April 15, 2022 The Cellar (Movie Review)
There may be no place like home, but what happens when your home is more place than you thought? The Cellar, from Writer/Director Brendan Muldowney (Savage 2009, Love Eternal 2013), explores that deep-seated childhood fear of the monster in the basement and takes it to the next level. Following its premiere at SXSW, Shudder snapped up exclusive streaming rights for this Ireland-set Horror from RJLE Films.
Available on Shudder starting April 15, 2022, The Cellar is based on Muldowney’s chilling, award-winning 2004 short The Ten Steps, and sees star Elisha Cuthbert’s (House of Wax 2005, 24 series) return to Horror. The film also stars Eoin Macken (The Forest 2016, Resident Evil: The Final Chapter 2017), Abby Fitz (Irish Crime 2021, Redemption Mini-series), and Dylan Fitzmaurice-Brady (Kin series) as members of a family who find themselves moving into a mysterious country home that contains much more than they bargained for.
Advertising executives Keira Woods (Cuthbert) and her husband Brian (Macken) find themselves struggling to settle into their new home in the Irish countryside. Their teenage daughter, Ellie (Fitz), having been upended from her life in the city, especially thrashes against this change. One night when watching her rambunctious little brother Steven (Fitzmaurice-Brady), the power goes out, and Ellie must venture into the home’s cellar, but disappears without a trace. While the police think that Ellie is nothing more than a runaway, Keira becomes swept up in finding her daughter at any cost.
The haunted house is a tried-and-true Horror trope that plays on our deepest fears of the dark and the unknown. It’s been done so many times because it works. When done well, of course. The Cellar kicks off strong as Keira searches the house for clues to her daughter’s disappearance. She discovers Hebrew “glyphs” and indecipherable equations hidden in the house’s corners. Numbers play a major role in The Cellar, a promising premise rarely seen in Horror. The film’s first half contains some genuinely creepy sequences and twists, emphasized by the dreary, minimalistic set design and cinematography. However, the more the mystery unravels, the less there is to fear. What starts off as a promising twist on an old trope ends up too massive for its own good.
There are times when The Cellar is desperate to stretch to its 94-minute runtime. Far too many scenes feel repetitive.

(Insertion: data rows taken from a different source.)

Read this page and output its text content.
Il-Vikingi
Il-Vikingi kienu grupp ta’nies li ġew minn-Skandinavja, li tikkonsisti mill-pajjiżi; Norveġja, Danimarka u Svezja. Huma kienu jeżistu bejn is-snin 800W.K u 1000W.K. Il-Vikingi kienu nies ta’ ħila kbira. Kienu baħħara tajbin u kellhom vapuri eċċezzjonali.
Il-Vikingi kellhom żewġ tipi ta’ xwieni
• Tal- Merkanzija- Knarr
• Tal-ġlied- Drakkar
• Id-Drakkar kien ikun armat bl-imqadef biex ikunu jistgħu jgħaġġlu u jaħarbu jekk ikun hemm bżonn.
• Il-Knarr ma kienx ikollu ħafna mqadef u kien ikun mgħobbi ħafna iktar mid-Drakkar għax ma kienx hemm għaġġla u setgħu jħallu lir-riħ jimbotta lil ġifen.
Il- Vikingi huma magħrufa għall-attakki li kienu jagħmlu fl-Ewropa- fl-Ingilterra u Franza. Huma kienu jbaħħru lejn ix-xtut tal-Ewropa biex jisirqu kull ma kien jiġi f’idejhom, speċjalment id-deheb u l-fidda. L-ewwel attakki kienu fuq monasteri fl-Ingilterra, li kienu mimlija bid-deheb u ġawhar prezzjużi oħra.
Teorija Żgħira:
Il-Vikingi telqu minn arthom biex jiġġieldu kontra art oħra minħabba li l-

The amount of times we see Keira looking up images on her computer as her husband ignores her is almost funny. Meanwhile, characters who just pop in late into the story serve no purpose other than to conveniently lay down some expository dialogue, while the Woods family hardly feels connected to one another. All this leaves viewers with an unfortunate lack of tension leading up to its bizarre climax. The mystery is drawn out at the start but comes apart quickly as its ideas are over-explained. With so much “what,” the film loses sight of the “why.” By the time we learn all about the ancient evil inside the titular cellar, the story is so overblown that the characters feel more like pawns than people whose plight we are invested in.
Overall, The Cellar is a good short film pushed beyond its limits that unfortunately front-loads all of its best scares. Despite having all of the ingredients for a solid Horror, the film comes out flavorless. For these reasons, Cryptic Rock gives The Cellar 2.5 out of 5 stars.